Banjarnegara | Sidikfakta.com – Aksi intimidasi terhadap awak media kembali terjadi. Dewi Ratih, seorang jurnalis dari media Metronusa News, melaporkan adanya dugaan teror yang menyasar kediamannya pada Jumat (23/1) dini hari. Adanya dugaan bahwa peristiwa ini kuat berkaitan dengan investigasi kasus besar yang sedang ia tangani. (23/01/26).
Adanya Dugaan Terkait Investigasi Kasus, Jurnalis di Jawa Tengah Alami Teror Orang Tak Dikenal
Kronologi Kejadian
Peristiwa mencekam tersebut terjadi sekitar pukul 03.00 WIB. Menurut keterangan Dewi, pintu depan rumahnya di gedor secara kasar oleh orang tidak di kenal. Suara gedoran tersebut di dengar langsung oleh ibunda Dewi yang saat itu tengah terjaga.

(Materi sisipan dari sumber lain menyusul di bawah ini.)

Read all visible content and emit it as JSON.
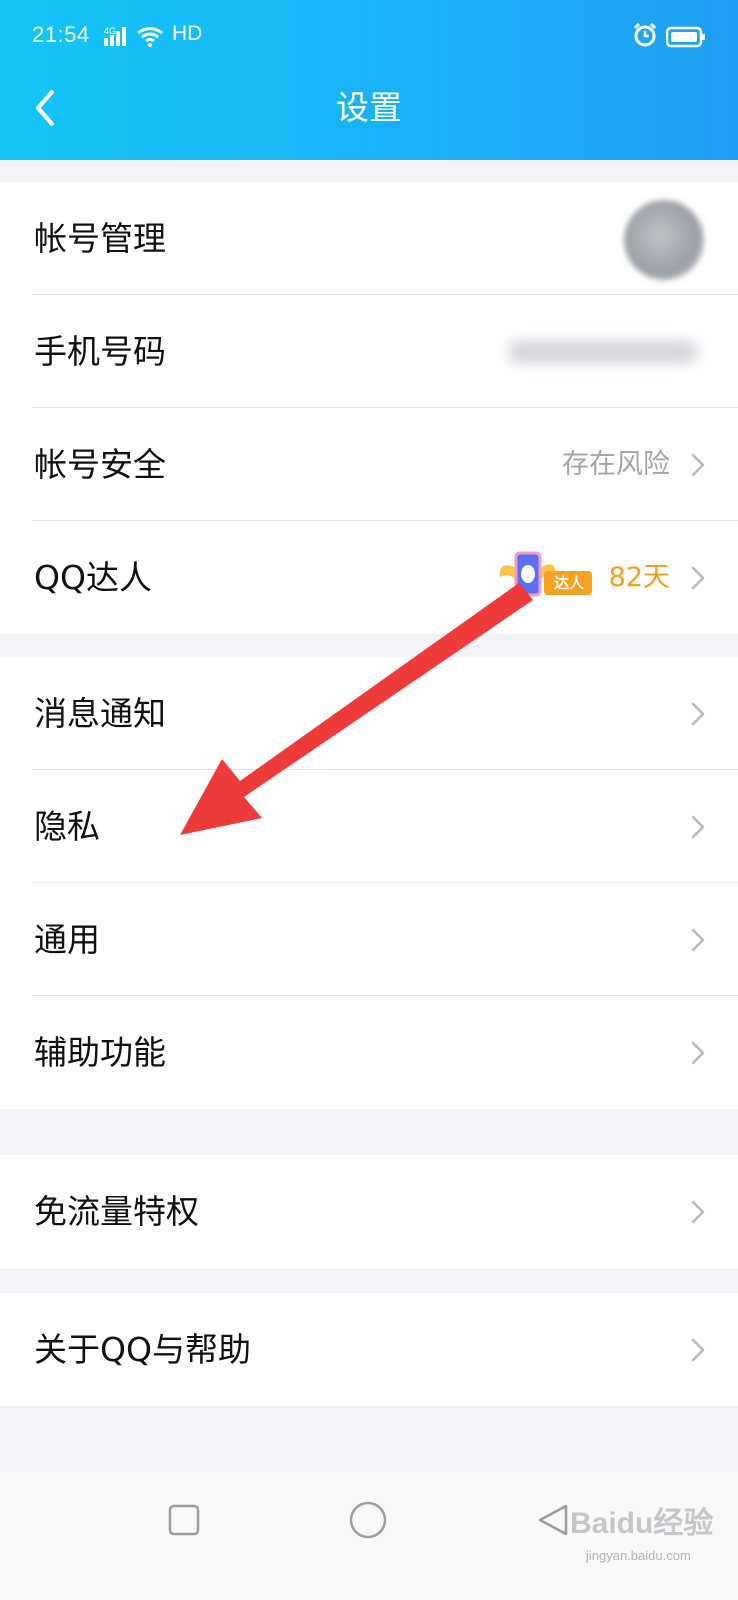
{
  "status_bar": {
    "time": "21:54",
    "network": "4G",
    "hd": "HD"
  },
  "header": {
    "title": "设置",
    "background": "#1ab1f5"
  },
  "groups": [
    {
      "rows": [
        {
          "label": "帐号管理",
          "value": "",
          "trailing": "avatar"
        },
        {
          "label": "手机号码",
          "value": "",
          "trailing": "blurred-phone-number"
        },
        {
          "label": "帐号安全",
          "value": "存在风险",
          "trailing": "chevron"
        },
        {
          "label": "QQ达人",
          "value": "82天",
          "badge": "达人",
          "trailing": "chevron"
        }
      ]
    },
    {
      "rows": [
        {
          "label": "消息通知",
          "trailing": "chevron"
        },
        {
          "label": "隐私",
          "trailing": "chevron"
        },
        {
          "label": "通用",
          "trailing": "chevron"
        },
        {
          "label": "辅助功能",
          "trailing": "chevron"
        }
      ]
    },
    {
      "rows": [
        {
          "label": "免流量特权",
          "trailing": "chevron"
        }
      ]
    },
    {
      "rows": [
        {
          "label": "关于QQ与帮助",
          "trailing": "chevron"
        }
      ]
    }
  ],
  "colors": {
    "accent_value": "#f0a020",
    "muted_value": "#a3a4a8",
    "annotation_arrow": "#ee3a3a"
  },
  "watermark": {
    "logo": "Baidu经验",
    "url": "jingyan.baidu.com"
  }
}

”Ibu saya yang dengar. Karena takut, pintu tidak dibuka. Selang beberapa menit kemudian, terdengar suara motor pergi dengan perlahan dari depan rumah,” ujar Dewi saat melaporkan kejadian tersebut kepada Pemimpin Redaksi Metronusa News.
Dugaan Motif Teror
Dewi menduga aksi teror ini merupakan upaya intimidasi terkait aktivitas jurnalistiknya. Saat ini, ia di ketahui tengah mendalami kasus salah satu Pabrik di daerah Banjarnegara, yang dalam waktu dekat akan menjadi sasaran aksi demonstrasi besar dari LSM Harimau pada 29 Januari mendatang.
”Dugaan saya ada kaitannya dengan kasus yang saya angkat. Sebagai jurnalis, mungkin pergerakan saya dianggap membahayakan pihak tertentu,” tambahnya.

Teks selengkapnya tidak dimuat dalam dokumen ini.